BOZEMAN — Bozeman Lacrosse won its fourth state championship this past month and celebrated in true Hawks fashion Wednesday evening by hosting its fifth annual Youth Day to inspire the next generation of lacrosse players.
“I was just excited to come play with younger kids and show them what it’s like to play high school lacrosse," Bozeman junior Sully Luckay said.
After posting a 17-1 season, the Bozeman Hawks got back to their roots working with 140 athletes from Headwaters Lacrosse, the program that started their young careers.
“We talk a lot about with our boys that the program is bigger than you," Bozeman head lacrosse coach Dan Springer explained. "Whenever we can we need to give back to the program.
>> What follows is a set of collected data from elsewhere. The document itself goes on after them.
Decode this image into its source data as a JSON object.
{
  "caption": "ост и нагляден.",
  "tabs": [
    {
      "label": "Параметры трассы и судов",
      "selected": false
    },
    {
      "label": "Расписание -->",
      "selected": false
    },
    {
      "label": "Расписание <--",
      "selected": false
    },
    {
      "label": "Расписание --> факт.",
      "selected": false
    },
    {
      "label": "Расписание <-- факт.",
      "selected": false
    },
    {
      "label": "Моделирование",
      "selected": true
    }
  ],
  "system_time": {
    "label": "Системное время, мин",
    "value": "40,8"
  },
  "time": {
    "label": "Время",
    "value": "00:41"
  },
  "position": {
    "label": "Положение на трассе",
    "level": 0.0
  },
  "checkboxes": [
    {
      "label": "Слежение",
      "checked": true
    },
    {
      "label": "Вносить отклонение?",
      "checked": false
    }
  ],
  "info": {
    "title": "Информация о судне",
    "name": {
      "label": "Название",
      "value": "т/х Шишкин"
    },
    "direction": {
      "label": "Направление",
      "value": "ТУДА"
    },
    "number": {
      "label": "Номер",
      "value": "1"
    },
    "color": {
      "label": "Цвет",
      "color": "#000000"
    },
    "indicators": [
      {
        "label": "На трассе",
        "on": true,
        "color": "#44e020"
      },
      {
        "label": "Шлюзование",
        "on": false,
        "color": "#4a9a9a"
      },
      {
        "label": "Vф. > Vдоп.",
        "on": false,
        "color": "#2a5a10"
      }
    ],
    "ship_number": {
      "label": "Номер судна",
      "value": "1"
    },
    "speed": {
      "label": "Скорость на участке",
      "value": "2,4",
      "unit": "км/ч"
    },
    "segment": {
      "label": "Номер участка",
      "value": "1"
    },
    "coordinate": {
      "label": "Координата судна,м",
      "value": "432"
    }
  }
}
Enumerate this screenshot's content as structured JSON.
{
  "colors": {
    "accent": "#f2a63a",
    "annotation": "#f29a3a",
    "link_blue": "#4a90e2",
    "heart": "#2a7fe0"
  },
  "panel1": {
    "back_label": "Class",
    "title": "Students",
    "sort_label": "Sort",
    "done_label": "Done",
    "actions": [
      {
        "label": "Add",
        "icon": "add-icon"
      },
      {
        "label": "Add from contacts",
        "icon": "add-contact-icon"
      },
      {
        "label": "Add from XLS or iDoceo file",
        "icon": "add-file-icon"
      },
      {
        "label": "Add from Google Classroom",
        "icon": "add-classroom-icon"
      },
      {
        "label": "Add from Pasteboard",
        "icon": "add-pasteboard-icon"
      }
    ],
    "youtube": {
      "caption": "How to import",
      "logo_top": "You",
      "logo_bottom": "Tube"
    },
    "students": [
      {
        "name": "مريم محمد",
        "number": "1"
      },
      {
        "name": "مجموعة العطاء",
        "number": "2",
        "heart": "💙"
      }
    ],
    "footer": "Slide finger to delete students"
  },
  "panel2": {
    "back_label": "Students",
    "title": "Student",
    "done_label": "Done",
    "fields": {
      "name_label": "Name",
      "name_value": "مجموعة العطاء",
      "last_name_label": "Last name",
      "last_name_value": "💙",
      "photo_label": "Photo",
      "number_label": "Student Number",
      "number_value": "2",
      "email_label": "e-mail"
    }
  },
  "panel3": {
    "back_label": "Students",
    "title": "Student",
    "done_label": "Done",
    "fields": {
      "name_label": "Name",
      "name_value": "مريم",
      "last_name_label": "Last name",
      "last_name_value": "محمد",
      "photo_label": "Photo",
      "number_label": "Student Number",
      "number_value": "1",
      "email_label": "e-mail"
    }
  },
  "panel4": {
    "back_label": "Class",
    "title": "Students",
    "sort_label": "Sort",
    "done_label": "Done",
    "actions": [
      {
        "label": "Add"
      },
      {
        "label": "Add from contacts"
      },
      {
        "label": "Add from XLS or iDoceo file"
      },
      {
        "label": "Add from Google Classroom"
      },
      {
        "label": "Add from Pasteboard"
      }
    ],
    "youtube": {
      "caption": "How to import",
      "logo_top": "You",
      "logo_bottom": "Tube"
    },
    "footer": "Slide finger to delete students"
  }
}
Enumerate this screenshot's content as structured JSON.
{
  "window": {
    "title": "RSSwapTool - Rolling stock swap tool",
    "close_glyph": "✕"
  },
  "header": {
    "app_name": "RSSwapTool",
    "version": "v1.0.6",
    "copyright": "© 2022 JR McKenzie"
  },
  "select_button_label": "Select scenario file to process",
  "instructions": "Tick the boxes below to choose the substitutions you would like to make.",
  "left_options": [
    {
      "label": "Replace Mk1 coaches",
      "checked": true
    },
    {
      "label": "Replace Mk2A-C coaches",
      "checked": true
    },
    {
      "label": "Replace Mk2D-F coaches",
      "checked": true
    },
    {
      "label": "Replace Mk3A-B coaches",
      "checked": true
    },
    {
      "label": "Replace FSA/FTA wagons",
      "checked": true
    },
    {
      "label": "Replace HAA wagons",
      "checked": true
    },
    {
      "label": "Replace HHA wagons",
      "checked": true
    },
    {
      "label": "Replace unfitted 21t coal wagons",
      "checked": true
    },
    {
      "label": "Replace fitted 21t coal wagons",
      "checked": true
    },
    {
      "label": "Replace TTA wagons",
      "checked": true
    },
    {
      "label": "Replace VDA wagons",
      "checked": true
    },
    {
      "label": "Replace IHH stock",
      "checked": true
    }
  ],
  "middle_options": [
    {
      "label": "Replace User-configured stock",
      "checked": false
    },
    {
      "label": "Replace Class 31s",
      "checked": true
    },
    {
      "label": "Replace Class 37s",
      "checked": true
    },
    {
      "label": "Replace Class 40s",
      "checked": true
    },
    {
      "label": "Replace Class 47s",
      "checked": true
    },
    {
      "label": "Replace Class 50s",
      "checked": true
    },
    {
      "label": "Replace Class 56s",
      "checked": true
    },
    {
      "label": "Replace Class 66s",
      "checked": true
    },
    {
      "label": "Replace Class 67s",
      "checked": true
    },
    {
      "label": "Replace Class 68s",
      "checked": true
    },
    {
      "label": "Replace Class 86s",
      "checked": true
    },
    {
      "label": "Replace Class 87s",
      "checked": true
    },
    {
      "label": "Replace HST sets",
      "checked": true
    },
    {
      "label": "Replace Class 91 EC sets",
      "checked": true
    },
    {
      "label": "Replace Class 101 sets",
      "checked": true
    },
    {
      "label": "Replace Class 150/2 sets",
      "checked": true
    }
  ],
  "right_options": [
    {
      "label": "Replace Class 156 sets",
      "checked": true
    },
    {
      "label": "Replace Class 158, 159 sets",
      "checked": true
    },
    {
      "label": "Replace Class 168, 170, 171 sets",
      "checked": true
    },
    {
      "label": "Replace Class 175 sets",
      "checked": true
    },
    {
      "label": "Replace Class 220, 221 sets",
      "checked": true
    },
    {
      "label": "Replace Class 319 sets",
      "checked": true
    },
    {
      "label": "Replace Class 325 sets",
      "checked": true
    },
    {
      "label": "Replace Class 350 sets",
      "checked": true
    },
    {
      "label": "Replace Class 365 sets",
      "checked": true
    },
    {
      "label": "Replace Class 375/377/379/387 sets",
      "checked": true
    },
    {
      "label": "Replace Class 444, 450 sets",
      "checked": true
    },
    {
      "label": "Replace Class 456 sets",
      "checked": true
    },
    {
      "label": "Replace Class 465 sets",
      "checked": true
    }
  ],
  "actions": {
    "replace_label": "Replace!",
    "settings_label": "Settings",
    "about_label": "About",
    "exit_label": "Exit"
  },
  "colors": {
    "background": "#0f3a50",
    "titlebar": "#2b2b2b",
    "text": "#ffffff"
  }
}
The only reason why this program has won four state titles is because of what you see out here.”
“I’ve been playing lacrosse for one year, and it’s been really fun for me because I just like it," Headwaters kindergartener Aunders Gaasch said. "You get a lot of talent, and it’s the most popular sport.”
Ages ranged from middle school all the way down to the youngsters in kindergarten, but the goal remained the same: to get them excited for high school lacrosse.
“Tried to run some drills that the kids haven’t seen before, things that maybe we do at the high school level that they’re not doing at this level," Springer added. "The high school kids will always bring a little bit of skill sets that maybe other kids don’t have, whether it’s how they carry their stick or how they make a move, and anytime you’re a kid and you’re watching something like that it kind of goes like, 'Oh, maybe I can learn how to do that.'”
To cap off Wednesday’s Youth Day, the state champions held a trophy presentation to galvanize Bozeman’s future lacrosse players.
“Our program wouldn’t be what it is without the youth program, and so coming here to celebrate our accomplishments is important because it lets them know that they’re a part of those accomplishments," Springer said. "They may not know any of the players. They might not know anything about the high school division, but we know what we all came from, and it’s important to always know where you came from.”